Front Med (Lausanne) 2024;
10:1276763. [PMID:
38264053 PMCID:
PMC10804846 DOI:
10.3389/fmed.2023.1276763]
[Citation(s) in RCA: 0] [Impact Index Per Article: 0] [Reference Citation Analysis] [Abstract] [Key Words] [Track Full Text] [Figures] [Journal Information] [Subscribe] [Scholar Register] [Received: 08/12/2023] [Accepted: 12/11/2023] [Indexed: 01/25/2024] Open
Abstract
Background
The impact of COVID-19 caused by severe acute respiratory syndrome coronavirus 2 (SARS-CoV-2) on patients with bronchiectasis in terms of symptoms, self-management and medical resource utilization was unknown.
Objective
To describe the impact of infection by SARS-CoV-2 on fluctuation of symptoms, self-management and medical resource utilization of patients with bronchiectasis during the pandemic of COVID-19.
Methods
This was a single-center cross-sectional questionnaire study performed in Peking University Third Hospital.

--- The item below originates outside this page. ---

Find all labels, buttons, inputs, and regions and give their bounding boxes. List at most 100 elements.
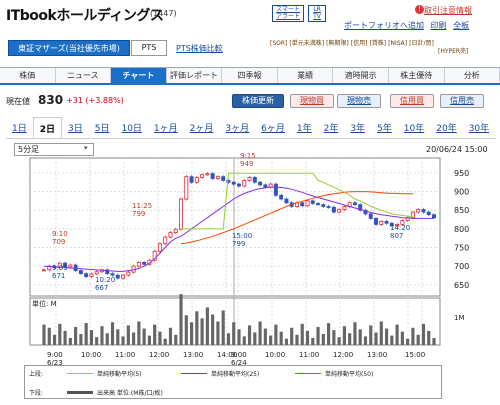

An online questionnaire investigation addressing the impact of SARS-CoV-2 infection on respiratory symptoms, self-management and medical resource utilization was conducted among patients with bronchiectasis during the COVID-19 surge in December 2022 in Beijing, China.
Results
Five hundred patients with bronchiectasis, with 285 (57%) females, and a mean (± S D ) age of 57.9 ± 15.1 years, completed the telephone questionnaire. The reported prevalence of COVID-19 was 81.2% (406/500). Of the 406 COVID-19 patients, 89.2% experienced fever lasting mostly for no more than 3 days, 70.6 and 61.8% reported exacerbated cough and sputum production respectively, and 17.7% reported worsened dyspnea. Notable 37.4% of the patients with COVID-19 experienced symptoms consistent with the definition of an acute exacerbation of bronchiectasis. However, 76.6% (311/406) of the infected patients did not seek medical care but managed at home. Of the patients who visited hospitals, 26.3% (25/95) needed hospitalization and 2.1% (2/95) needed ICU admission. Multi-factors logistic regression analysis showed that younger age (p = 0.012) and not using a bronchodilator agent(p = 0.022) were independently associated with SARS-CoV-2 infection, while a history of exacerbation of bronchiectasis in the past year (p = 0.006) and daily use of expectorants (p = 0.002) were associated with emergency visit and/or hospitalization for patients with bronchiectasis after SARS-CoV-2 infection.
Conclusion
During the COVID-19 surge, the infection rate of SARS-CoV-2 in patients with bronchiectasis was high, and most of the patients experienced new-onset or exacerbated respiratory symptoms, but only a minority needed medical visits. Our survey results further underscore the importance of patients' disease awareness and self-management skills during a pandemic like COVID-19.